What the Best Restaurant Managers Do Differently
Hey Team!
After 30 years and 20-plus concepts, I've watched a lot of managers run their floors. Some of them were technically flawless, organized, punctual, calm under pressure. Their side work got done. Their closers showed up on time. Their logs were clean.
And their restaurants were mediocre.
Then there were the managers who made something click. Staff stayed longer. Servers upsold without being pushed. Tables got the story behind the dish, not just the description on the menu. Guests came back. Not because the manager had a better system, exactly. Because they had a different obsession.
Here's what I noticed, watching both kinds over three decades. The good ones obsessed over what their people *did*. The great ones obsessed over what their people knew.
That distinction sounds small. It isn't.
A manager who manages behavior is always chasing. Did you greet the table in 60 seconds? Did you suggestive sell the appetizer? Did you run the food while it was hot? They're checking boxes. Constantly. It's exhausting for everyone, and the second that manager isn't on the floor, the behavior degrades. Because the staff never internalized *why*. They just knew what to do when someone was watching.

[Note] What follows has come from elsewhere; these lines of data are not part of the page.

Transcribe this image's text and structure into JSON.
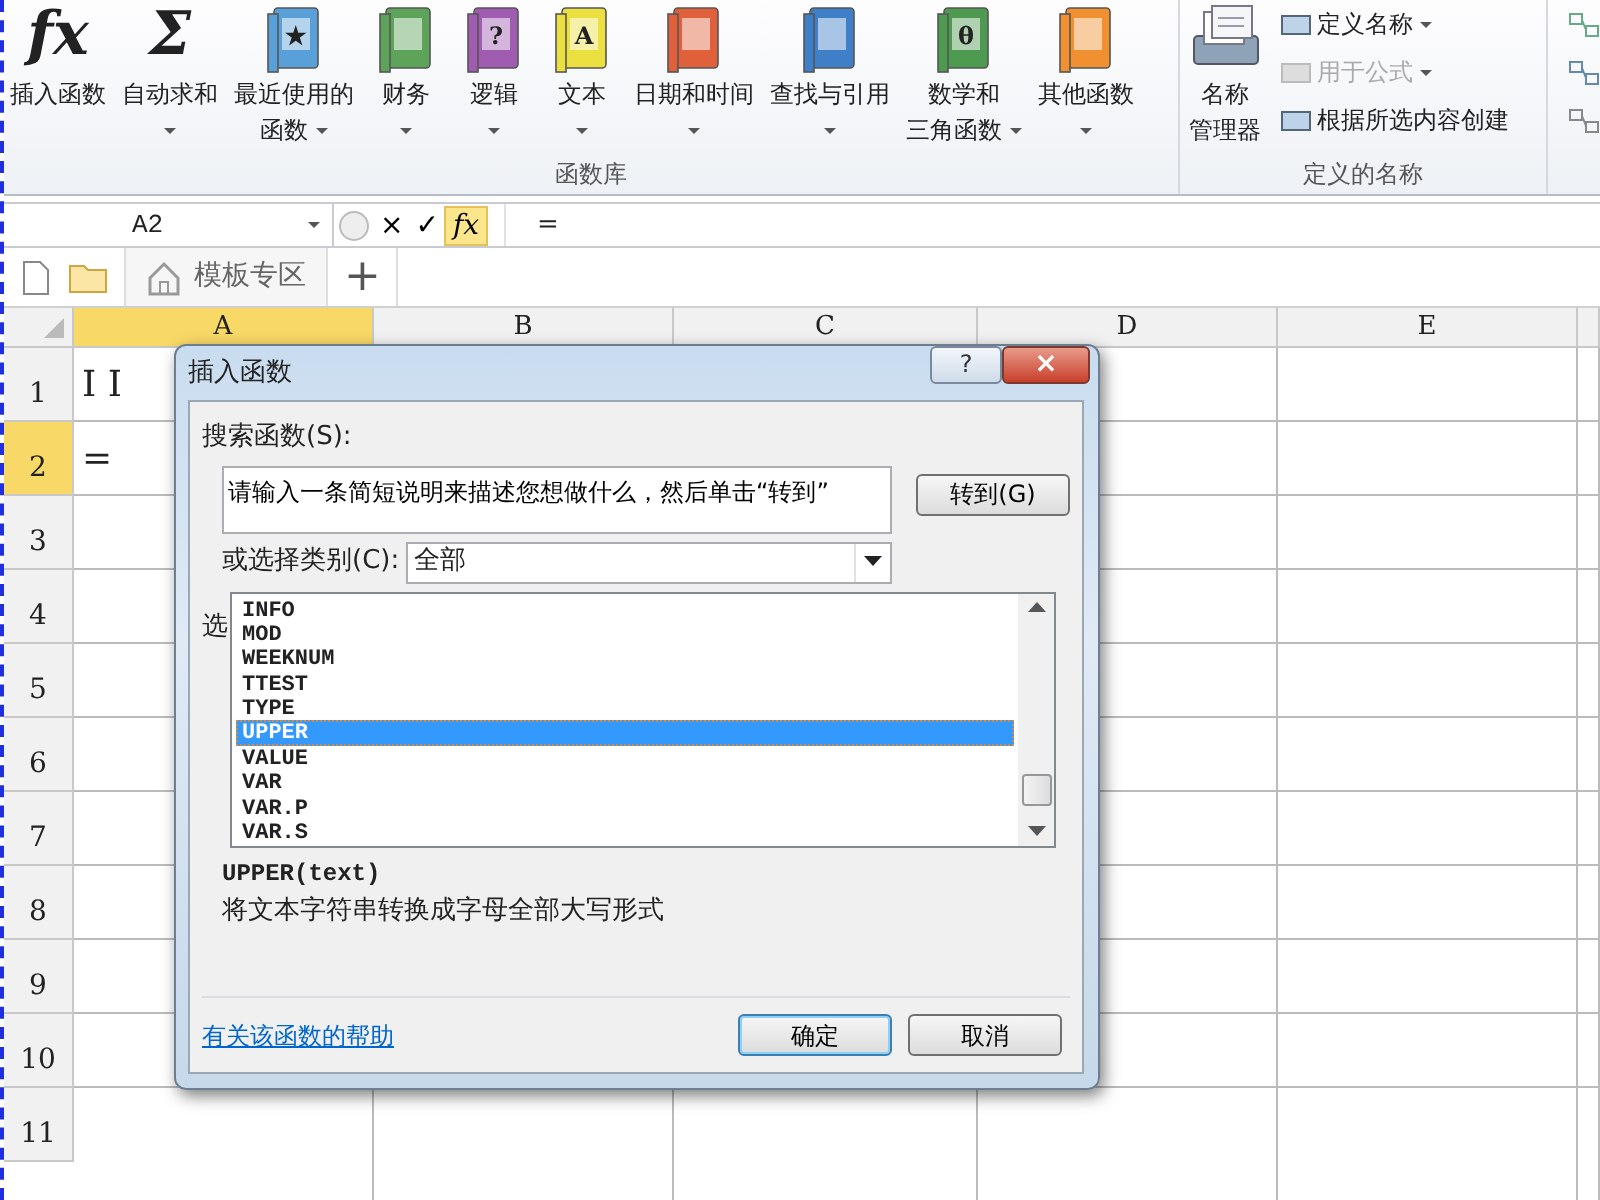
{
  "ribbon": {
    "groups": [
      {
        "label": "函数库",
        "buttons": [
          {
            "kind": "glyph",
            "glyph": "fx",
            "lines": [
              "插入函数"
            ],
            "dropdown": false
          },
          {
            "kind": "glyph",
            "glyph": "Σ",
            "lines": [
              "自动求和"
            ],
            "dropdown": true
          },
          {
            "kind": "book",
            "color": "#5aa0d8",
            "glyph": "★",
            "lines": [
              "最近使用的",
              "函数"
            ],
            "dropdown": true
          },
          {
            "kind": "book",
            "color": "#5ea35a",
            "lines": [
              "财务"
            ],
            "dropdown": true
          },
          {
            "kind": "book",
            "color": "#a05cb0",
            "glyph": "?",
            "lines": [
              "逻辑"
            ],
            "dropdown": true
          },
          {
            "kind": "book",
            "color": "#ece040",
            "glyph": "A",
            "lines": [
              "文本"
            ],
            "dropdown": true
          },
          {
            "kind": "book",
            "color": "#e0603c",
            "lines": [
              "日期和时间"
            ],
            "dropdown": true
          },
          {
            "kind": "book",
            "color": "#3f7fc8",
            "lines": [
              "查找与引用"
            ],
            "dropdown": true
          },
          {
            "kind": "book",
            "color": "#4e9a50",
            "glyph": "θ",
            "lines": [
              "数学和",
              "三角函数"
            ],
            "dropdown": true
          },
          {
            "kind": "book",
            "color": "#f09030",
            "lines": [
              "其他函数"
            ],
            "dropdown": true
          }
        ]
      },
      {
        "label": "定义的名称",
        "buttons": [
          {
            "kind": "manager",
            "lines": [
              "名称",
              "管理器"
            ],
            "dropdown": false
          }
        ],
        "small_buttons": [
          {
            "label": "定义名称",
            "dropdown": true,
            "disabled": false
          },
          {
            "label": "用于公式",
            "dropdown": true,
            "disabled": true
          },
          {
            "label": "根据所选内容创建",
            "dropdown": false,
            "disabled": false
          }
        ]
      }
    ]
  },
  "formula_bar": {
    "name_box": "A2",
    "buttons": [
      {
        "label": "×",
        "highlighted": false
      },
      {
        "label": "✓",
        "highlighted": false
      },
      {
        "label": "fx",
        "highlighted": true
      }
    ],
    "formula": "="
  },
  "tab_bar": {
    "tabs": [
      {
        "label": "模板专区"
      }
    ],
    "add": "+"
  },
  "sheet": {
    "columns": [
      {
        "label": "A",
        "selected": true
      },
      {
        "label": "B",
        "selected": false
      },
      {
        "label": "C",
        "selected": false
      },
      {
        "label": "D",
        "selected": false
      },
      {
        "label": "E",
        "selected": false
      }
    ],
    "rows": [
      {
        "label": "1",
        "selected": false,
        "cells": [
          "I I"
        ]
      },
      {
        "label": "2",
        "selected": true,
        "cells": [
          "="
        ]
      },
      {
        "label": "3",
        "selected": false
      },
      {
        "label": "4",
        "selected": false
      },
      {
        "label": "5",
        "selected": false
      },
      {
        "label": "6",
        "selected": false
      },
      {
        "label": "7",
        "selected": false
      },
      {
        "label": "8",
        "selected": false
      },
      {
        "label": "9",
        "selected": false
      },
      {
        "label": "10",
        "selected": false
      },
      {
        "label": "11",
        "selected": false
      }
    ]
  },
  "dialog": {
    "title": "插入函数",
    "help": "?",
    "close": "×",
    "search_label": "搜索函数(S):",
    "search_value": "请输入一条简短说明来描述您想做什么，然后单击“转到”",
    "go_button": "转到(G)",
    "category_label": "或选择类别(C):",
    "category_value": "全部",
    "select_label": "选",
    "functions": [
      {
        "name": "INFO",
        "selected": false
      },
      {
        "name": "MOD",
        "selected": false
      },
      {
        "name": "WEEKNUM",
        "selected": false
      },
      {
        "name": "TTEST",
        "selected": false
      },
      {
        "name": "TYPE",
        "selected": false
      },
      {
        "name": "UPPER",
        "selected": true
      },
      {
        "name": "VALUE",
        "selected": false
      },
      {
        "name": "VAR",
        "selected": false
      },
      {
        "name": "VAR.P",
        "selected": false
      },
      {
        "name": "VAR.S",
        "selected": false
      }
    ],
    "signature": "UPPER(text)",
    "description": "将文本字符串转换成字母全部大写形式",
    "help_link": "有关该函数的帮助",
    "ok_button": "确定",
    "cancel_button": "取消"
  }
}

A manager who manages knowledge builds something different. They ask questions. Before service, during a slow moment, the day after a new menu dropped. Not to call someone out. To find the gaps. Because they know that a server who understands the dish will sell it better than a server who memorized a script. A bartender who knows which cocktail has egg white in it doesn't have to look it up when a guest has an egg allergy at 8pm on a Saturday. The knowledge is already there. It shows up when it needs to.

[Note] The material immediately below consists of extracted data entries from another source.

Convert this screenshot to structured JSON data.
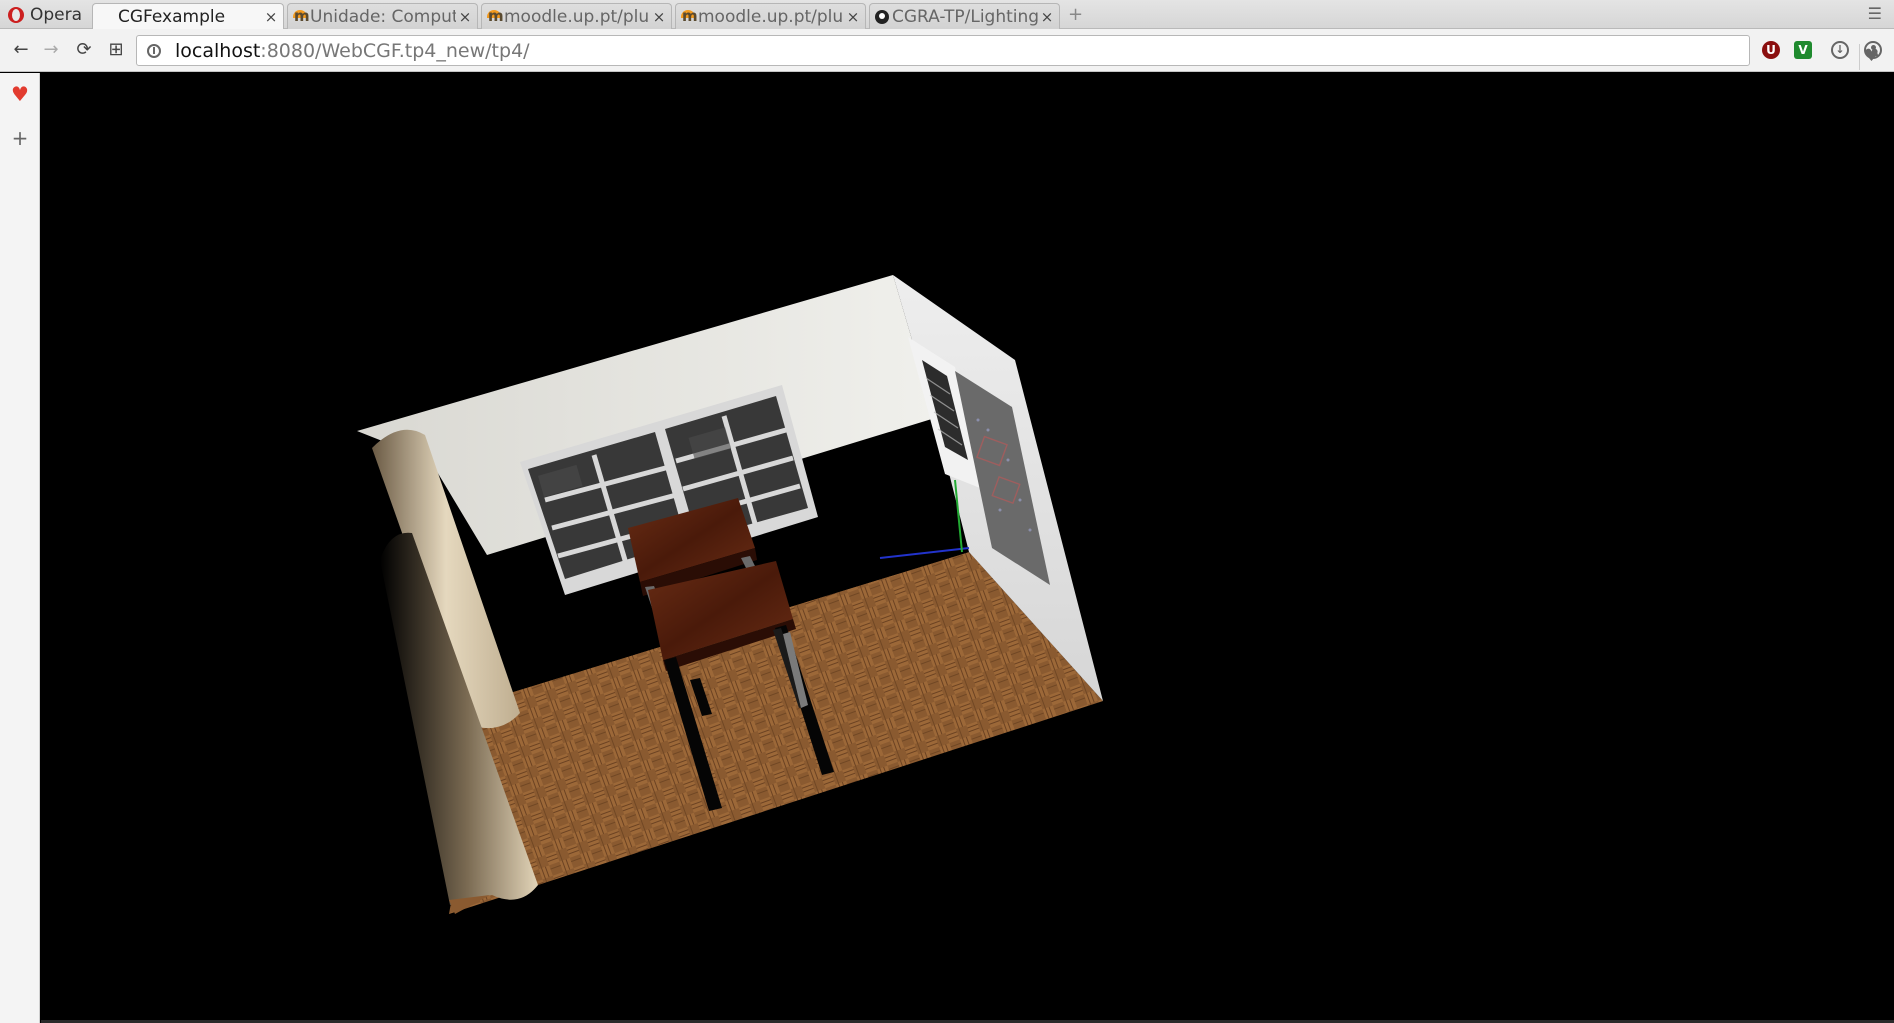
{
  "browser": {
    "menu_label": "Opera",
    "tabs": [
      {
        "label": "CGFexample",
        "favicon": "none",
        "active": true
      },
      {
        "label": "Unidade: Comput",
        "favicon": "moodle-icon",
        "active": false
      },
      {
        "label": "moodle.up.pt/plu",
        "favicon": "moodle-icon",
        "active": false
      },
      {
        "label": "moodle.up.pt/plu",
        "favicon": "moodle-icon",
        "active": false
      },
      {
        "label": "CGRA-TP/Lighting",
        "favicon": "github-icon",
        "active": false
      }
    ],
    "tab_close_glyph": "×",
    "new_tab_glyph": "+",
    "tab_menu_glyph": "☰"
  },
  "toolbar": {
    "back_glyph": "←",
    "forward_glyph": "→",
    "reload_glyph": "⟳",
    "speed_dial_glyph": "⊞",
    "url_host": "localhost",
    "url_rest": ":8080/WebCGF.tp4_new/tp4/",
    "bookmark_glyph": "♥",
    "extensions": {
      "ublock_label": "U",
      "vpn_label": "V",
      "download_label": "↓"
    }
  },
  "sidebar": {
    "heart_glyph": "♥",
    "add_glyph": "+"
  },
  "scene": {
    "description_label": "",
    "colors": {
      "background": "#000000",
      "wall_light": "#e2e2de",
      "wall_shadow": "#9a9a94",
      "floor": "#8a5a30",
      "floor_dark": "#5c3a1e",
      "table": "#5a2412",
      "chair_top": "#4e1c0c",
      "legs": "#050505",
      "column": "#d7c8ac",
      "window_frame": "#d6d6d6",
      "window_glass": "#3a3a3a",
      "board_white": "#f2f2f2",
      "board_dark": "#707070"
    }
  }
}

I remember when we introduced a new walnut sauce at one of my concepts. Great dish. Rich, a little sweet, paired well with the pork. We put it on the menu, ran a pre-shift tasting, and moved on. Two weeks later, I watched a server describe it to a guest as "kind of like a pesto." That's it. That's all she had. The guest ordered something else. And I thought, whose fault is that really? Not hers. She never got the language. Nobody built it with her.
The great managers I've worked with and hired, they catch that gap before service, not two weeks later. They're the ones asking a server, in front of the rest of the team, "Tell me about the walnut sauce. Walk me through it like I've never had it." Not to embarrass anyone. To build the shared vocabulary. And when the server stumbles, the manager helps fill it in, and now the whole team just heard it again.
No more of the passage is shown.